GECEKONDU SAHİPLERİNİ DEVLETLE KUCAKLAŞTIRMANIN MÜCADELESİNİ VERDİK: Kentsel dönüşüm diye ortaya çıktık, çünkü bunların değişmesi gerekiyordu. İşte 1 milyona yakın TOKİ vasıtasıyla yaptığımız konutlar bunun adımlarıydı. Gecekonduları şehirle, gecekondu sahiplerini de devletle kucaklaştırmanın mücadelesini verdik. O dönem İstanbul’da Kiptaş adlı kuruluş ortaya koyduk.
DİYARBAKIR ESKİ DİYARBAKIR DEĞİL: 3-5 yıl öncesinin Diyarbakır’ı ile bugünün aynı değil. Binalar bitişik nizam, içinden tüneller açılmış, bombalar yerleştirilmiş olan o binaların hepsini yıktık ve şimdi oralarda TOKİ olarak girdik ve oralarda yaptığımız konutlarla biz o bölgede yaşayan vatandaşlarımıza da insanca yaşamanın imkanını sağladık. Kürtler yaşıyor, Türkler yaşıyor demedik.
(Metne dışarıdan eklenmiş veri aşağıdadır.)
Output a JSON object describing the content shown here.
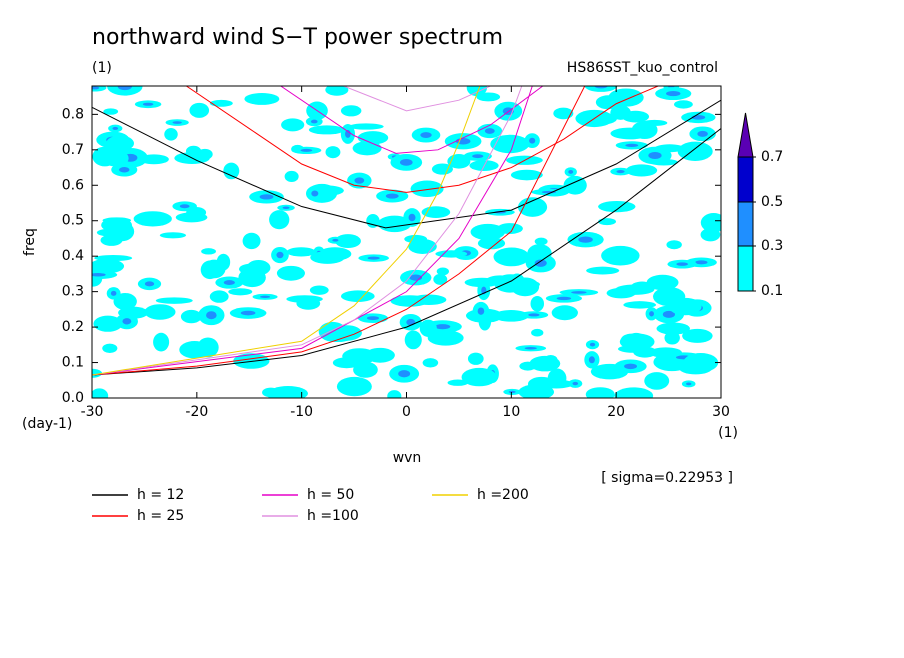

Buralarda benim vatandaşım yaşıyor dedik.
CHP, MESLEK ODALARI SABOTE ETMEYE ÇALIŞTI: Birileri sürekli önümüze engeller çıkardı. CHP ve güdümünde hareket eden kimi meslek odaları projelerimizi sabote etmek için çaba harcadılar. Medya aracılığıyla, mahkeme aracılığıyla, sokaklar kışkırtılarak mega projelerimiz durdurulmaya çalışıldı.
BEŞTEPE RUHSATSIZ DEĞİL: Burası milletin evi, benim evim değil. Burası cumhurbaşkanlığı külliyesi. Burada sizlerle bu toplantı yapıyoruz. Kaç kere şurayla ilgili ‘ruhsatsız bina’ dediler ve Danıştay burayla ilgili kararını açıkladığı halde burada ruhsat problemi yoktur demesine rağmen bakıyorsunuz ana muhalefetin başı ikide bir buranın ruhsatsız olduğunu söylüyor. Belge ortada daha ne istiyorsun?